Reputation: 45
If I want to block access to all .py files in my server but allow all files in the same folder as this .py files, what should I put in my robot.txt? This is what I have right, now:
User-Agent: *
Disallow: /*_.py
Upvotes: 0
Views: 710
Reputation: 7401
There is no "defined standard" for robots.txt
files, but there is a lot of information aggregated on http://www.robotstxt.org/.
On http://www.robotstxt.org/robotstxt.html, it is stated:
Specifically, you cannot have lines like "User-agent: *bot*", "Disallow: /tmp/*" or "Disallow: *.gif".
Although some crawlers do allow wildcards, if you want to have a reliable solution your safest bet would be to assume that no crawler would take your Disallow:
line into account, and suggest that you find an alternative solution. Otherwise, you will have implemented a solution that will have support from some search engines, whilst leaving your site wide open to others.
Upvotes: 2
Reputation: 1722
According to this page and this one, specific crawlers/robots (e.g. Googlebot and MSNBot) do support the use of the asterisk (*) in the "Disallow:" line.

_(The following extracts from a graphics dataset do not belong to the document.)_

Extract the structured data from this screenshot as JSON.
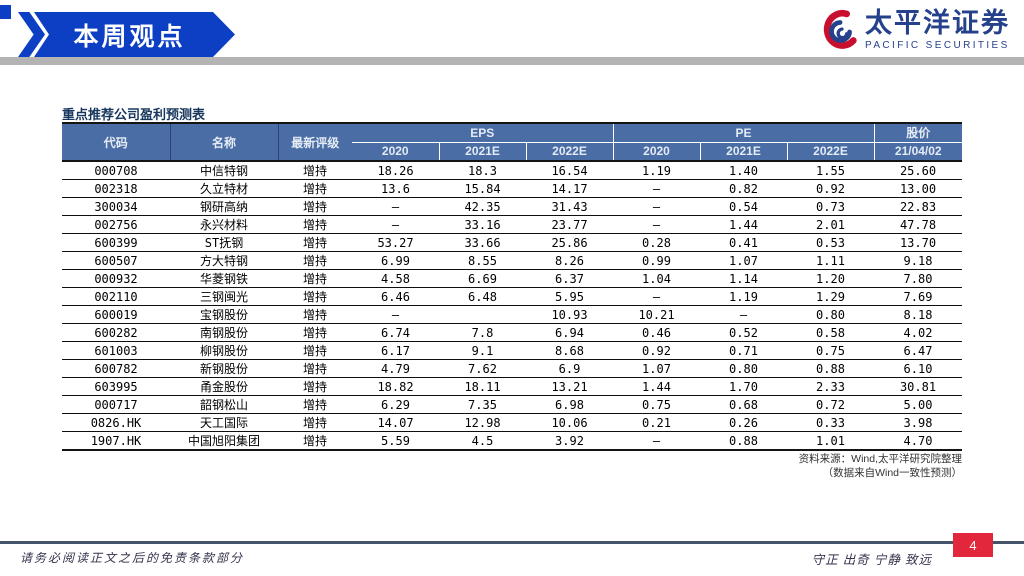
{
  "banner": {
    "label": "本周观点"
  },
  "logo": {
    "name_cn": "太平洋证券",
    "name_en": "PACIFIC SECURITIES",
    "icon": "pacific-securities-swirl-icon",
    "navy": "#26418c",
    "red": "#c8102e"
  },
  "colors": {
    "banner_blue": "#0c3fc3",
    "table_header_blue": "#4a6da5",
    "title_navy": "#17365d",
    "footer_line": "#44546a",
    "page_box_red": "#e2263b"
  },
  "table": {
    "title": "重点推荐公司盈利预测表",
    "header": {
      "code": "代码",
      "name": "名称",
      "rating": "最新评级",
      "eps_group": "EPS",
      "pe_group": "PE",
      "price_group": "股价",
      "eps_years": [
        "2020",
        "2021E",
        "2022E"
      ],
      "pe_years": [
        "2020",
        "2021E",
        "2022E"
      ],
      "price_date": "21/04/02"
    },
    "rows": [
      {
        "code": "000708",
        "name": "中信特钢",
        "rating": "增持",
        "eps": [
          "18.26",
          "18.3",
          "16.54"
        ],
        "pe": [
          "1.19",
          "1.40",
          "1.55"
        ],
        "price": "25.60"
      },
      {
        "code": "002318",
        "name": "久立特材",
        "rating": "增持",
        "eps": [
          "13.6",
          "15.84",
          "14.17"
        ],
        "pe": [
          "–",
          "0.82",
          "0.92"
        ],
        "price": "13.00"
      },
      {
        "code": "300034",
        "name": "钢研高纳",
        "rating": "增持",
        "eps": [
          "–",
          "42.35",
          "31.43"
        ],
        "pe": [
          "–",
          "0.54",
          "0.73"
        ],
        "price": "22.83"
      },
      {
        "code": "002756",
        "name": "永兴材料",
        "rating": "增持",
        "eps": [
          "–",
          "33.16",
          "23.77"
        ],
        "pe": [
          "–",
          "1.44",
          "2.01"
        ],
        "price": "47.78"
      },
      {
        "code": "600399",
        "name": "ST抚钢",
        "rating": "增持",
        "eps": [
          "53.27",
          "33.66",
          "25.86"
        ],
        "pe": [
          "0.28",
          "0.41",
          "0.53"
        ],
        "price": "13.70"
      },
      {
        "code": "600507",
        "name": "方大特钢",
        "rating": "增持",
        "eps": [
          "6.99",
          "8.55",
          "8.26"
        ],
        "pe": [
          "0.99",
          "1.07",
          "1.11"
        ],
        "price": "9.18"
      },
      {
        "code": "000932",
        "name": "华菱钢铁",
        "rating": "增持",
        "eps": [
          "4.58",
          "6.69",
          "6.37"
        ],
        "pe": [
          "1.04",
          "1.14",
          "1.20"
        ],
        "price": "7.80"
      },
      {
        "code": "002110",
        "name": "三钢闽光",
        "rating": "增持",
        "eps": [
          "6.46",
          "6.48",
          "5.95"
        ],
        "pe": [
          "–",
          "1.19",
          "1.29"
        ],
        "price": "7.69"
      },
      {
        "code": "600019",
        "name": "宝钢股份",
        "rating": "增持",
        "eps": [
          "–",
          "",
          "10.93"
        ],
        "pe": [
          "10.21",
          "–",
          "0.80"
        ],
        "price": "8.18"
      },
      {
        "code": "600282",
        "name": "南钢股份",
        "rating": "增持",
        "eps": [
          "6.74",
          "7.8",
          "6.94"
        ],
        "pe": [
          "0.46",
          "0.52",
          "0.58"
        ],
        "price": "4.02"
      },
      {
        "code": "601003",
        "name": "柳钢股份",
        "rating": "增持",
        "eps": [
          "6.17",
          "9.1",
          "8.68"
        ],
        "pe": [
          "0.92",
          "0.71",
          "0.75"
        ],
        "price": "6.47"
      },
      {
        "code": "600782",
        "name": "新钢股份",
        "rating": "增持",
        "eps": [
          "4.79",
          "7.62",
          "6.9"
        ],
        "pe": [
          "1.07",
          "0.80",
          "0.88"
        ],
        "price": "6.10"
      },
      {
        "code": "603995",
        "name": "甬金股份",
        "rating": "增持",
        "eps": [
          "18.82",
          "18.11",
          "13.21"
        ],
        "pe": [
          "1.44",
          "1.70",
          "2.33"
        ],
        "price": "30.81"
      },
      {
        "code": "000717",
        "name": "韶钢松山",
        "rating": "增持",
        "eps": [
          "6.29",
          "7.35",
          "6.98"
        ],
        "pe": [
          "0.75",
          "0.68",
          "0.72"
        ],
        "price": "5.00"
      },
      {
        "code": "0826.HK",
        "name": "天工国际",
        "rating": "增持",
        "eps": [
          "14.07",
          "12.98",
          "10.06"
        ],
        "pe": [
          "0.21",
          "0.26",
          "0.33"
        ],
        "price": "3.98"
      },
      {
        "code": "1907.HK",
        "name": "中国旭阳集团",
        "rating": "增持",
        "eps": [
          "5.59",
          "4.5",
          "3.92"
        ],
        "pe": [
          "–",
          "0.88",
          "1.01"
        ],
        "price": "4.70"
      }
    ],
    "source_line1": "资料来源：Wind,太平洋研究院整理",
    "source_line2": "（数据来自Wind一致性预测）"
  },
  "footer": {
    "disclaimer": "请务必阅读正文之后的免责条款部分",
    "motto": "守正 出奇 宁静 致远",
    "page_number": "4"
  }
}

For example, if you want to block Googlebot from your .py files, you'd use:
User-agent: Googlebot
Disallow: /*.py$
The dollar sign ($) designates the end of the filename (including its extension). Note that Googlebot-Image and MSNBot also follow this syntax. However, since I wasn't able to find information about support for this feature for other crawlers, you might want to specify the syntax for the "User-agent"s mentioned in this post.
Of course, it'd be better in the long run to find a universal solution, but this might be a quick fix.
Upvotes: 1